Oh yes, that squishy fleshy chair I can make appear and disappear at will is literally the seat of my power. (Pun COMPLETELY intended).
I don’t mean this from a muscular standpoint. Or politically. Or even aesthetically. No. I mean from a supernatural perspective. The second I even attempt to sit and form this lap, it mystically summons, from far and wide, small children. Small, bony, wiggly children. With their weaponized elbows and butts and knees. Who then must sit on my lap immediately and are willing to fight each other to the death for the privilege. (A fight to the death that happens, you guessed it, right there on my lap).
It doesn’t matter what I’m doing while in possession of this lap. Eating? Clearly the appearance of my lap at the dining room table meant I wanted to eat this taco while maneuvering around a toddler’s head. Working on my laptop? Obviously by sitting I was inviting my kindergartener to hop on up and “help” by maniacally pushing buttons and erasing everything I’ve written. Disabling a bomb? Pffft. Whoever heard of someone doing that WITHOUT a pile of children on top of them?
Likewise, environmental factors matter little. A Fourth of July party in 101-degree temperatures with a humidity equivalent of one thousand swamps? Hey, Mom, seems like a perfect time to sit on you and sprawl out every inch of my 40-pound frame, unfolding like a sticky octopus.
There is one very important rule, however. Whatever you do while sitting on my lap, the one thing you absolutely MUST NOT DO is sit still. Because that would be ridiculous.
But it’s not just my lap. This is a latent superpower pretty much all moms discover they have, which is why you rarely see a mom sitting. We know that as soon as we do, our laps will be swarming with children. Most likely our own but it’s far from unusual to find someone else’s kid squatting there. Like a beacon, it calls to them.
Small child No. 1: “Do you feel that? A mom in the close vicinity is getting ready to sit and relax.”
Small child No. 2: “Oh no, that won’t do at all. We can’t allow her to enjoy herself. Let’s go!”
See, that’s the thing about laps. It’d be one thing if this was all based on love. If these children just wanted a good cuddle. Who doesn’t love a good cuddle? But that is not what the majority of lap sitting is. No. This is about ownership. Property rights. My kids sit on my lap to stake their claim. “This exhausted worn out husk that was formerly a person is my property!” their bony butt declares every time it plops down. And it’s always a plop. Never a gentle perch. Or even a moderate plonk. Although sometimes, when you least expect it, it’s a flying leap.
And once they’re on there, very little can pry them off. Property is, after all, nine-tenths of the law.
“GET OFF!” I’ll roar.
“Wiggle even harder!” they hear.
“I have to pee!” I’ll plead.
“Let’s move this party into the bathroom!” they assume.
“Can I just have five minutes to myself?” I’ll ask.
“Fine, fine, clearly what you need is for us to now migrate to your back and put you into a chokehold,” they reason.

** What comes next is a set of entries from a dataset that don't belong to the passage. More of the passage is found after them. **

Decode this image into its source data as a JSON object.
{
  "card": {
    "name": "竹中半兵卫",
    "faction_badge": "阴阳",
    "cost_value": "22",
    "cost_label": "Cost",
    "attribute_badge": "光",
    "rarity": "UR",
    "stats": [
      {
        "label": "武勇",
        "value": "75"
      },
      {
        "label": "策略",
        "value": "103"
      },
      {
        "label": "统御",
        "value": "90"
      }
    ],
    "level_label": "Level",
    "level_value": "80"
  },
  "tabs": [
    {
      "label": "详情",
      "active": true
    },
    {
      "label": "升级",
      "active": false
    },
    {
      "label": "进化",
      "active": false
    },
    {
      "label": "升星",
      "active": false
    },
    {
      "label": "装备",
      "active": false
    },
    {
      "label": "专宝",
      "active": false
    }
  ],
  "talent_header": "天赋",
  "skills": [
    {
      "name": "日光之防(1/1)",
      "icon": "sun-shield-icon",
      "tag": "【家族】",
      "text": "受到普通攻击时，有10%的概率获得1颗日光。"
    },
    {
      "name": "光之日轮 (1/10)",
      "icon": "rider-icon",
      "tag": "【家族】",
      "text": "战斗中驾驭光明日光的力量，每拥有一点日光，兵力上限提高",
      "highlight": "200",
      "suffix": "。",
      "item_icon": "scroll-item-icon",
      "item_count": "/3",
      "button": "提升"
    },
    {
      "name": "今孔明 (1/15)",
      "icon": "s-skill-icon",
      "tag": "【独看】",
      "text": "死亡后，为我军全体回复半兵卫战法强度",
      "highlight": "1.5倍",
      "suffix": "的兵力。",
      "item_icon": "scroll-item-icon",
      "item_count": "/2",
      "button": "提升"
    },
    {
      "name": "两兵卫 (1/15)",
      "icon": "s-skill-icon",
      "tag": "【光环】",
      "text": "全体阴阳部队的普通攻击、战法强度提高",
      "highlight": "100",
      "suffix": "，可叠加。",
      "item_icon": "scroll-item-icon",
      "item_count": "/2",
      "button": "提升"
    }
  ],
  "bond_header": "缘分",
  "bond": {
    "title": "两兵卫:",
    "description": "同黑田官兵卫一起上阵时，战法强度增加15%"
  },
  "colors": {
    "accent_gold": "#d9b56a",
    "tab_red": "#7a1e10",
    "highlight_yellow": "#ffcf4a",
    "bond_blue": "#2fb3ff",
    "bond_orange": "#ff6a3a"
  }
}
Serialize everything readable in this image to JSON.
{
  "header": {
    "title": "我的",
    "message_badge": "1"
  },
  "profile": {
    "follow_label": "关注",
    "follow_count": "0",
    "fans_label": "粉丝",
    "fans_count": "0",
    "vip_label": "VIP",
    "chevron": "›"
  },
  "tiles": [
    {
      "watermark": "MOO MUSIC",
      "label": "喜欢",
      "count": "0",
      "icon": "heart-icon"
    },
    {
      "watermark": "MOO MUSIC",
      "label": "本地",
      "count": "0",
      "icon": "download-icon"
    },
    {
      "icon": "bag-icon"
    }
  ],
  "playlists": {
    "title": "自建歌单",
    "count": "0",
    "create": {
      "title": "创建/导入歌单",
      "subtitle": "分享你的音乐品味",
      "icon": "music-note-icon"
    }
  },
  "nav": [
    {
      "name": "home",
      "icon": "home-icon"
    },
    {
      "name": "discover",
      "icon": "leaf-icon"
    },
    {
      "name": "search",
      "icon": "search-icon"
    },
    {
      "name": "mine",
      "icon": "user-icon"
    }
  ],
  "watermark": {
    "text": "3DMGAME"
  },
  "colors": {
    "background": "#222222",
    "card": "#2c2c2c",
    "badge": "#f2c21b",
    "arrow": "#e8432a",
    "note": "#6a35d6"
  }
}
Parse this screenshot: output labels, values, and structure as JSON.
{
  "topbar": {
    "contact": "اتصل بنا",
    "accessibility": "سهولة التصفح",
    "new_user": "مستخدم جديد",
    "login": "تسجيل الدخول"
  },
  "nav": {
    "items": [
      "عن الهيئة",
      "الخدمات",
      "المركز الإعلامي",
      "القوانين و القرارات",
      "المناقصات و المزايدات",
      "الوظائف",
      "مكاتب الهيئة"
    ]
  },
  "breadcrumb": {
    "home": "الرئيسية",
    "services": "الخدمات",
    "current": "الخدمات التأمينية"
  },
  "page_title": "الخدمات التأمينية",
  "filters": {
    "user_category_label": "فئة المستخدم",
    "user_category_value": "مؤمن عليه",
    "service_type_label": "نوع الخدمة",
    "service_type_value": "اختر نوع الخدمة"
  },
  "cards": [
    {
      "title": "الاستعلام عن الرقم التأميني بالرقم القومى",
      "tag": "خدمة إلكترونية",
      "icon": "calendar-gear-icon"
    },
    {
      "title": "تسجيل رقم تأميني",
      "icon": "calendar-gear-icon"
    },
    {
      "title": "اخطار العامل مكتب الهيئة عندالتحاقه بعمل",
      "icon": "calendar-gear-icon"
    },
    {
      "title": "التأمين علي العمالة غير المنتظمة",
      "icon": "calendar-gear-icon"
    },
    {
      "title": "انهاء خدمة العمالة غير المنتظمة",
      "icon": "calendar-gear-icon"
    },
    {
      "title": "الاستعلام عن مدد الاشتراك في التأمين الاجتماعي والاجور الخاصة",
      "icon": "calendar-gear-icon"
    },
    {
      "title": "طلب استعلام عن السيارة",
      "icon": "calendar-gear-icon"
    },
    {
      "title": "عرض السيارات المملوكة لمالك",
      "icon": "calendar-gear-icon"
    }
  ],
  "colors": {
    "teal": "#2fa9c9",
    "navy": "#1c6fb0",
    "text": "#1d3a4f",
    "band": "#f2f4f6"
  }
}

Every once in awhile though, just when I’m reaching my threshold and wondering if woman can live by standing alone, these kids legitimately need a lap. A nightmare scared them. A friend hurt their feelings. A day at the beach exhausted them.
Or, the best reason: Their love suddenly grew too big for their little bodies to contain and they had to release it by getting as close to me as humanly possible.
Which is why we moms put up with all of it. Why we risk the bruises and the plops and the lack of any semblance of personal space. Why a mom’s lap is always open.
Because when words and band-aids and security blankets fail, a mom’s lap can tell them, instantly and in no uncertain terms, that they are loved. They always will be. It’s all going to be ok.
In the end, that’s a pretty great superpower to have.